In the affidavit, Ms Karua alleges that forms 34A issued to the Azimio agents at the polling stations and electronically transmitted through the Kiems kits to the National Tallying Centre vary from those in the IEBC portal.
She has picked 41 forms 34A from polling stations in Bomet (Chepalungu, Sotik and Konoin) and Kiambu (Kiambaa and Gatundu North) as well as Lurambi in Kakamega as samples.
She states that in all 41 forms 34A, Mr Odinga’s votes have been reduced and Dr Ruto’s increased by the same number of votes deducted so that the total remains the same.
However, she clarifies, that the serial numbers of the forms remain the same.
“It shows an ability or possibility of selective interference with the data only while giving the impression of non-interference,” explains Ms Karua.
The Azimio presidential running mate adds that the evidence collected from the 41 forms 34A in Bomet and Kiambu counties indicate a widespread pattern that would significantly alter the results of the presidential election.

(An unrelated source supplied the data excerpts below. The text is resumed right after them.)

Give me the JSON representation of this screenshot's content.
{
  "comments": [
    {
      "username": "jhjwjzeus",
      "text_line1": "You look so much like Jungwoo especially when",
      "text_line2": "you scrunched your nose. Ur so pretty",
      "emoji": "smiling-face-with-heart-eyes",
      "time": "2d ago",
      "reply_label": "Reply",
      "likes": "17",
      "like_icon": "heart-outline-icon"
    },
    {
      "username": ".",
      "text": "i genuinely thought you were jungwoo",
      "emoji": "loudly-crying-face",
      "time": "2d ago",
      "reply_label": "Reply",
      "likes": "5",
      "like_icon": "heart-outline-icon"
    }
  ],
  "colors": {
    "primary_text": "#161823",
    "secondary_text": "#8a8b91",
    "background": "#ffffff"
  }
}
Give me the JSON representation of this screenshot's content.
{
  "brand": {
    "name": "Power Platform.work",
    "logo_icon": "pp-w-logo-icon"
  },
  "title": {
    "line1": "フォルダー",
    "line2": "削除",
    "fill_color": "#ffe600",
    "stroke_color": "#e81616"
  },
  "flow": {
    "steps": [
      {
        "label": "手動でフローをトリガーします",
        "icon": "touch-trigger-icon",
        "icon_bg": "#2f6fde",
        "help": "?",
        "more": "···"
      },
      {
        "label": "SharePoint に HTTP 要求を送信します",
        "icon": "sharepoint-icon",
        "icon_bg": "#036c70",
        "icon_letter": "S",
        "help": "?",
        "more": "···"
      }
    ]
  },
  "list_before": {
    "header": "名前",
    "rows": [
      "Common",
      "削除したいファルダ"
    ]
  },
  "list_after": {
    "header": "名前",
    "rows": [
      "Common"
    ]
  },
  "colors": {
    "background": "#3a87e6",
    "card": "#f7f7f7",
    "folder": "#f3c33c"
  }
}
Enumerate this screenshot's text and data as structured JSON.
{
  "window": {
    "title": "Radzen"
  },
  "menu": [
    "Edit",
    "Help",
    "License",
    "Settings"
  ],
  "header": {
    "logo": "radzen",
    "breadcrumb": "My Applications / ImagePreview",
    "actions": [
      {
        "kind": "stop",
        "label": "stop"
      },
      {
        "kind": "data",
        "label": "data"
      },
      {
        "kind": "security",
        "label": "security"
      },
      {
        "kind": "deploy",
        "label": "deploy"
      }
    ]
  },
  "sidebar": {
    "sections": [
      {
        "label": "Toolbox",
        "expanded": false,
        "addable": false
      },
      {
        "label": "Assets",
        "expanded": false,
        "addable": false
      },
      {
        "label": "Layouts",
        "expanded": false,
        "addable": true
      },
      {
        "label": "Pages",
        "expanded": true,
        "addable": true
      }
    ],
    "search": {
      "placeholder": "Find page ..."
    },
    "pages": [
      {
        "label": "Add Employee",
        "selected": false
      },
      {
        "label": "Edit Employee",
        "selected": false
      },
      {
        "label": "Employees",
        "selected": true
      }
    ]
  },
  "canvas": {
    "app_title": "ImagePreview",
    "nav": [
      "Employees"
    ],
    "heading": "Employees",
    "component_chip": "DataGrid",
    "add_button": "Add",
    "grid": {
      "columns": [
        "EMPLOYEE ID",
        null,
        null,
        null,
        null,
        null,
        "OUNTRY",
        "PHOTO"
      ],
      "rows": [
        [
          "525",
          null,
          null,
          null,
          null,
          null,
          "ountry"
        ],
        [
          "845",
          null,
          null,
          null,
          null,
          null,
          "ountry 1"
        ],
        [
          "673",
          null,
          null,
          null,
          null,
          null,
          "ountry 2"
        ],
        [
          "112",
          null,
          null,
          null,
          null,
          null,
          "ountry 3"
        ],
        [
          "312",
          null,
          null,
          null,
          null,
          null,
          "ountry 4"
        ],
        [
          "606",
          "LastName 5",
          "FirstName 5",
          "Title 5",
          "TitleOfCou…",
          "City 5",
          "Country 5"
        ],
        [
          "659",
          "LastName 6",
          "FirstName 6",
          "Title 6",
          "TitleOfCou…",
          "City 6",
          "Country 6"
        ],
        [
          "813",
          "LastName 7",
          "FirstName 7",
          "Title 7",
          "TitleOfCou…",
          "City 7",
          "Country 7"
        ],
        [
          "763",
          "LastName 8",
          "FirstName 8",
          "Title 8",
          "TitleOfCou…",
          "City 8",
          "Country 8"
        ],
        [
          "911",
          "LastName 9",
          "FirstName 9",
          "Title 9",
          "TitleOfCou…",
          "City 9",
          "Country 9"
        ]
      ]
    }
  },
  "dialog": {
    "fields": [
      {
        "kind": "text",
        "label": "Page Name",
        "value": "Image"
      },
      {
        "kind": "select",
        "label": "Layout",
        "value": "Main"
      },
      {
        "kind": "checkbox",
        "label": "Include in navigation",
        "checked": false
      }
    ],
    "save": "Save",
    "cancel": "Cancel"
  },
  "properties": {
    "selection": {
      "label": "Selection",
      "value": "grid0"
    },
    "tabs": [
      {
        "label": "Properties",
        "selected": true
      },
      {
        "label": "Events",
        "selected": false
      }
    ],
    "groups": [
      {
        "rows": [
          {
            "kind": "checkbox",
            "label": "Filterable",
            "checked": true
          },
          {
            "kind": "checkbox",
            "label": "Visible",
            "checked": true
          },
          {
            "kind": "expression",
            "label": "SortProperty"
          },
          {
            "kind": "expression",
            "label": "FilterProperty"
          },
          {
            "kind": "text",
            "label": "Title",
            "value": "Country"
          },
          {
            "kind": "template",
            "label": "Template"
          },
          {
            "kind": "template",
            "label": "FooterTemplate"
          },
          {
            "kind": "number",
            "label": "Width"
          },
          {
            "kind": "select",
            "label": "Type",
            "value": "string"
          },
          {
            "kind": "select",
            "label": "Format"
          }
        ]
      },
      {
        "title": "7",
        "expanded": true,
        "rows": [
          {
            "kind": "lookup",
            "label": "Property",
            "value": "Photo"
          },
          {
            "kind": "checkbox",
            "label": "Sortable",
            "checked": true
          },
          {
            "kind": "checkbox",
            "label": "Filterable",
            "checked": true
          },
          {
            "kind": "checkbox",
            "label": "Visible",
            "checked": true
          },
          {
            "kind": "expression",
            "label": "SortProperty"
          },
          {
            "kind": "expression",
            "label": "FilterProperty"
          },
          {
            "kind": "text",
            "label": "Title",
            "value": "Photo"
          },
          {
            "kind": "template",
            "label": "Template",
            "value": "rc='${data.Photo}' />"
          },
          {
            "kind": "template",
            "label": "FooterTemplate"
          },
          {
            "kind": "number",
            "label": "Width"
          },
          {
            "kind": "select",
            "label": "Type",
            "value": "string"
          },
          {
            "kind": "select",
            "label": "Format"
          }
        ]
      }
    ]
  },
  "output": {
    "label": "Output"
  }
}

She wants the apex court to order a forensic audit and scrutiny of all the forms 34A from the two counties.
Ms Karua also wants the Supreme Court to invalidate the presidential election under the provisions of Section 83 of the Elections Act, 2011.
She claims the irregularities and errors in the 2022 presidential election were not minor or administrative or occasioned by human imperfection.
In a further attack on the IEBC chairman, Ms Karua says that despite the nullification of the 2017 presidential elections, Mr Chebukati has continued to act and operate outside the law.
“His conduct has escalated to blatant and wilful subversion of the Constitution and the sovereign will of the people of Kenya,” she states.
It’s her belief that the split at the commission is a confirmation that the electoral process was not transparent and that the commission was not impartial.
She adds that the internal wrangles could have been the cause of the “suspicious” stoppage of the display of running results at the National Tallying Centre.